For Tech Titans, Renewables Shift from Green Goal to Power Lifeline
For the nation’s leading tech companies competing for AI dominance, procuring renewable power is becoming more a matter of necessity than preference.
With hundreds of billions of dollars of investments in new power-hungry data centers from Amazon, Microsoft, and Google, the need for more electric generating capacity has never been greater. The supply crunch has grown so dire that the U.S. Energy Secretary and other key stakeholders are now calling for planned data centers to meet their power needs independently rather than draw from the grid.
Natural gas-fired power plants, valued for their dispatchable, always-on capabilities, have typically been among the go-to solutions. But with historically high demand for turbines outstripping inventories, wait times to build new gas plants are projected to stretch past five years. For tech companies rushing to expand their data center hubs, waiting until after 2030 to build a new gas plant is simply not an option. Amid these supply constraints and limited power capacity, about 20% of planned data center projects globally could be at risk of delays, the International Energy Agency has warned.
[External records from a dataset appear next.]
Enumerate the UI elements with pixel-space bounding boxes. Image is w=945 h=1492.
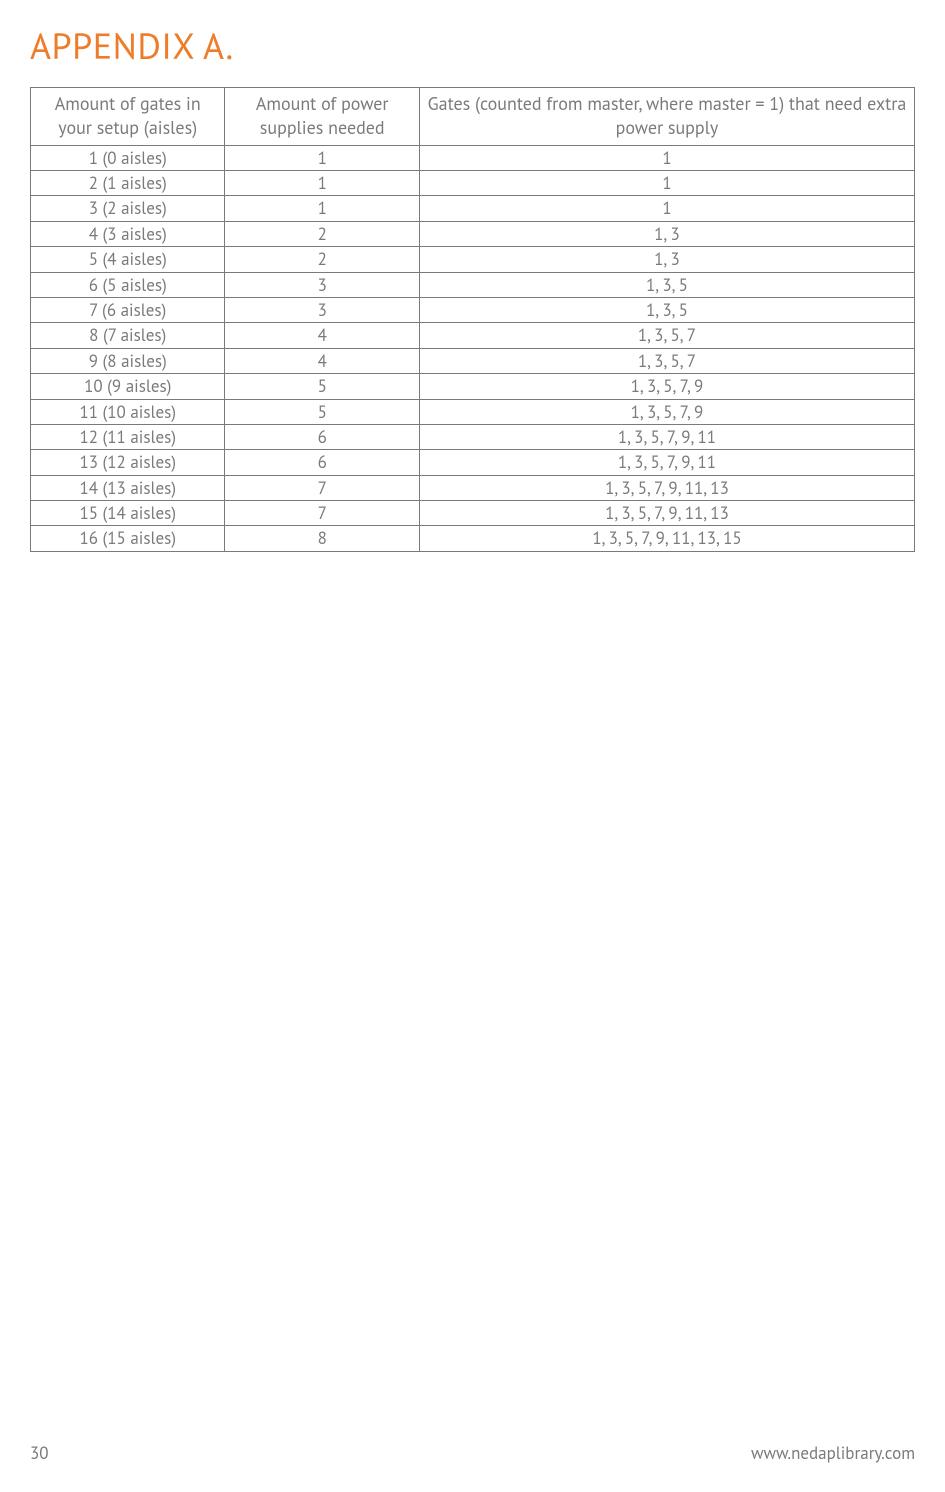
table-row: 1 (0 aisles)11 [31, 145, 915, 170]
table-cell: 1, 3, 5, 7 [419, 323, 914, 348]
table-row: 15 (14 aisles)71, 3, 5, 7, 9, 11, 13 [31, 501, 915, 526]
table-row: 2 (1 aisles)11 [31, 170, 915, 195]
table-cell: 1, 3, 5, 7, 9, 11 [419, 424, 914, 449]
table-cell: 8 [225, 526, 419, 551]
table-cell: 1 [419, 145, 914, 170]
table-row: 9 (8 aisles)41, 3, 5, 7 [31, 348, 915, 373]
table-cell: 1, 3, 5, 7, 9, 11, 13 [419, 501, 914, 526]
table-row: 14 (13 aisles)71, 3, 5, 7, 9, 11, 13 [31, 475, 915, 500]
col-header-power: Amount of power supplies needed [225, 88, 419, 146]
table-row: 16 (15 aisles)81, 3, 5, 7, 9, 11, 13, 15 [31, 526, 915, 551]
table-cell: 1, 3, 5 [419, 297, 914, 322]
table-cell: 1 [419, 170, 914, 195]
table-cell: 12 (11 aisles) [31, 424, 225, 449]
table-cell: 6 [225, 450, 419, 475]
table-cell: 10 (9 aisles) [31, 374, 225, 399]
table-cell: 1 [419, 196, 914, 221]
table-cell: 3 [225, 297, 419, 322]
page-title: APPENDIX A. [30, 22, 915, 69]
table-body: 1 (0 aisles)112 (1 aisles)113 (2 aisles)… [31, 145, 915, 551]
table-cell: 15 (14 aisles) [31, 501, 225, 526]
table-cell: 13 (12 aisles) [31, 450, 225, 475]
table-cell: 2 [225, 247, 419, 272]
table-cell: 4 (3 aisles) [31, 221, 225, 246]
table-cell: 3 (2 aisles) [31, 196, 225, 221]
table-row: 12 (11 aisles)61, 3, 5, 7, 9, 11 [31, 424, 915, 449]
table-cell: 1 [225, 170, 419, 195]
table-cell: 8 (7 aisles) [31, 323, 225, 348]
table-cell: 1, 3, 5, 7, 9, 11 [419, 450, 914, 475]
table-row: 7 (6 aisles)31, 3, 5 [31, 297, 915, 322]
table-cell: 1, 3, 5, 7, 9 [419, 374, 914, 399]
table-cell: 1, 3, 5, 7 [419, 348, 914, 373]
table-row: 3 (2 aisles)11 [31, 196, 915, 221]
table-cell: 5 [225, 374, 419, 399]
table-cell: 2 [225, 221, 419, 246]
gates-table: Amount of gates in your setup (aisles) A… [30, 87, 915, 552]
table-cell: 1 [225, 145, 419, 170]
table-row: 13 (12 aisles)61, 3, 5, 7, 9, 11 [31, 450, 915, 475]
page-number: 30 [30, 1442, 49, 1464]
table-cell: 6 (5 aisles) [31, 272, 225, 297]
table-cell: 7 (6 aisles) [31, 297, 225, 322]
table-cell: 11 (10 aisles) [31, 399, 225, 424]
table-header-row: Amount of gates in your setup (aisles) A… [31, 88, 915, 146]
table-row: 10 (9 aisles)51, 3, 5, 7, 9 [31, 374, 915, 399]
page-footer: 30 www.nedaplibrary.com [30, 1442, 915, 1464]
footer-url: www.nedaplibrary.com [751, 1442, 915, 1464]
table-cell: 1, 3, 5, 7, 9, 11, 13 [419, 475, 914, 500]
table-cell: 2 (1 aisles) [31, 170, 225, 195]
table-cell: 3 [225, 272, 419, 297]
table-row: 5 (4 aisles)21, 3 [31, 247, 915, 272]
col-header-extra: Gates (counted from master, where master… [419, 88, 914, 146]
table-cell: 9 (8 aisles) [31, 348, 225, 373]
table-row: 4 (3 aisles)21, 3 [31, 221, 915, 246]
table-row: 11 (10 aisles)51, 3, 5, 7, 9 [31, 399, 915, 424]
table-cell: 5 (4 aisles) [31, 247, 225, 272]
col-header-gates: Amount of gates in your setup (aisles) [31, 88, 225, 146]
table-cell: 4 [225, 323, 419, 348]
table-cell: 1 (0 aisles) [31, 145, 225, 170]
table-cell: 1, 3 [419, 221, 914, 246]
table-row: 6 (5 aisles)31, 3, 5 [31, 272, 915, 297]
table-row: 8 (7 aisles)41, 3, 5, 7 [31, 323, 915, 348]
table-cell: 6 [225, 424, 419, 449]
table-cell: 16 (15 aisles) [31, 526, 225, 551]
table-cell: 1, 3, 5 [419, 272, 914, 297]
table-cell: 1, 3, 5, 7, 9 [419, 399, 914, 424]
table-cell: 4 [225, 348, 419, 373]
table-cell: 7 [225, 475, 419, 500]
table-cell: 1, 3, 5, 7, 9, 11, 13, 15 [419, 526, 914, 551]
table-cell: 1 [225, 196, 419, 221]
table-cell: 7 [225, 501, 419, 526]
table-cell: 5 [225, 399, 419, 424]
table-cell: 1, 3 [419, 247, 914, 272]
table-cell: 14 (13 aisles) [31, 475, 225, 500]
Renewables - especially when paired with BESS - are emerging as the answer to address the supply scarcity. Indeed, clean energy sources are projected to provide the largest contribution to data center power demand growth globally, increasing by 450 TWh in 2035, more than double the 175-TWh rise for gas-fired generation, according to the IEA.
“This reflects [renewables] broad availability, short development times, economic competitiveness and technology sector procurement strategies,” the IEA said in its report.
Data centers already are big business for renewable PPAs. The IEA estimates that operational, development-stage and announced data centers in the U.S. alone are responsible for wind and solar PPAs totaling nearly 60 GW of capacity.
Wind and solar projects account for 65% of the planned capacity additions this year, compared to about 9% for gas-fired generation, according to data from the U.S. Energy Information Administration. What’s more, market operators like PJM are advancing grid interconnection reforms to streamline the addition of new projects. Renewable developers are also racing to get new projects built in time to secure valuable federal tax credits.
Wind and solar serve as the perfect stop-gap measure to meet surging load growth in the short term, said John Ketchum, president and chief executive officer of renewable giant NextEra Energy, on an earnings call earlier this year.
“We need renewables and storage to meet demand that is here today,” he said. “As we move toward the next decade, we can supplement renewables and storage with natural gas-fired generation and, to a more limited extent, nuclear given the time it will take to develop and build.”
Ketchum noted that wind projects can be built in 12 months, a storage facility in 15 months, and a solar project in 18 months, all far quicker than gas plants.
Heightened demand for power has helped lift PPAs to near 12-month highs in ERCOT. The fair market value for a 10-year as-generated solar PPA for delivery in the North Hub starting in 2028 reached $48.59/MWh on Sept. 29, data from Pexapark showed. That’s up by $6.36/MWh, or 15%, from the low for the period.
But whether developers will be able to seize the opportunity – despite regulatory hurdles created by the OBBBA – is yet to be seen.